Aspirin discontinuation in CVD prevention is associated with increased CV risk
Low-Dose Aspirin Discontinuation and Risk of Cardiovascular Events: A Swedish Nationwide, Population-Based Cohort StudyLiterature - Sundström J, Hedberg J, Thuresson M, et al. - Circulation. 2017;136:1183-1192
- During a median of 3.0 years of follow-up (range: 0.002–3.5 years), corresponding to 1 491 369 person-years (PY) at risk, 62 690 CV events occurred (incidence rate: 42.0 per 1000 PY at risk). 19 978 PY were excluded from the analyses because of surgical procedures and major bleeding events.
- Patients on persistent aspirin treatment had the lowest incidence of CV events. Patients who had discontinued aspirin had a 37% higher rate of CV events, corresponding to an absolute risk increase of 13.5 events per 1000 PY at risk. On average, 1 of every 74 patients who discontinued aspirin had an additional CV event in 1 year.
- In patients receiving aspirin for secondary prevention, discontinuing aspirin was associated with a 46% higher rate of CV events than continuing on aspirin, corresponding to an absolute risk increase of 28.0 per 1000 PY at risk, or an additional CV event per year in 1 of every 36 patients who discontinued aspirin.
- In patients who were probably using aspirin for primary prevention, discontinuing aspirin was associated with a 28% higher rate of CV events than continuing on aspirin, an absolute risk increase of 6.9 per 1000 PY at risk, or an additional CV event per year in 1 of every 146 patients who discontinued aspirin.

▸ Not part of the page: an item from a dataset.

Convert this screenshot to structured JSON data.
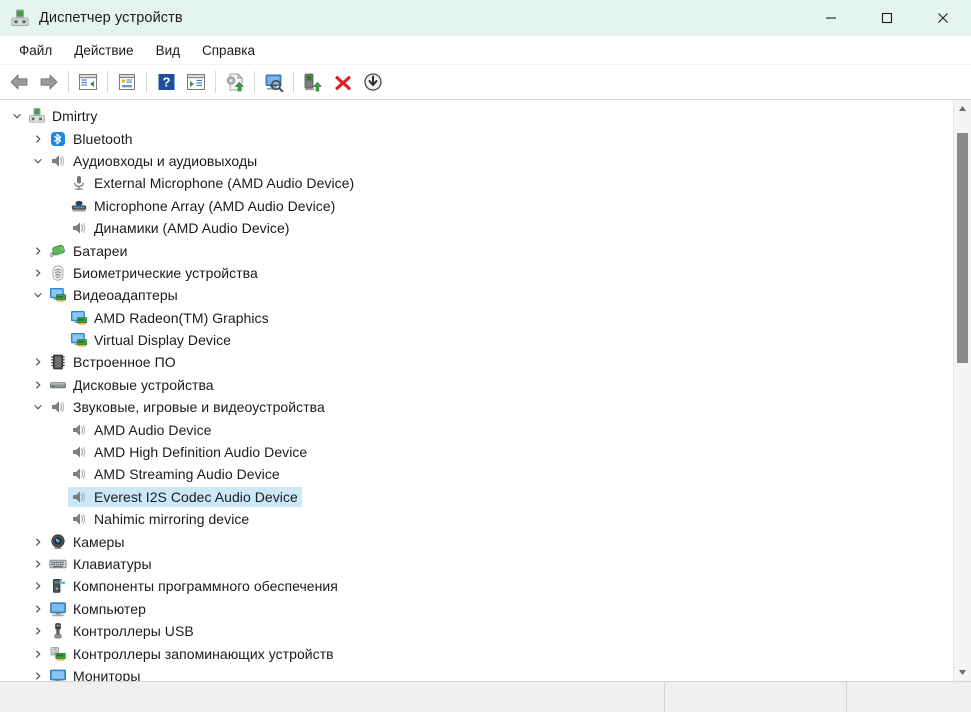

- Patients who stopped taking aspirin after a period of 4 timely dispenses had an early risk increase for CV events compared with those who collected their fifth dispense on time. The median time to the first CV event in those who did not collect their fifth dispense on time was one-third the time of those who collected their dispense on schedule (time ratio: 0.31; 95% CI: 0.22–0.43).
The discontinuation of low-dose long-term aspirin use for CVD prevention in the absence of major surgery or bleeding, was associated with a >30% increased CV risk, shortly after discontinuation. These findings support the use of aspirin in CVD prevention, and justifies further measures to ensure treatment persistence in this setting.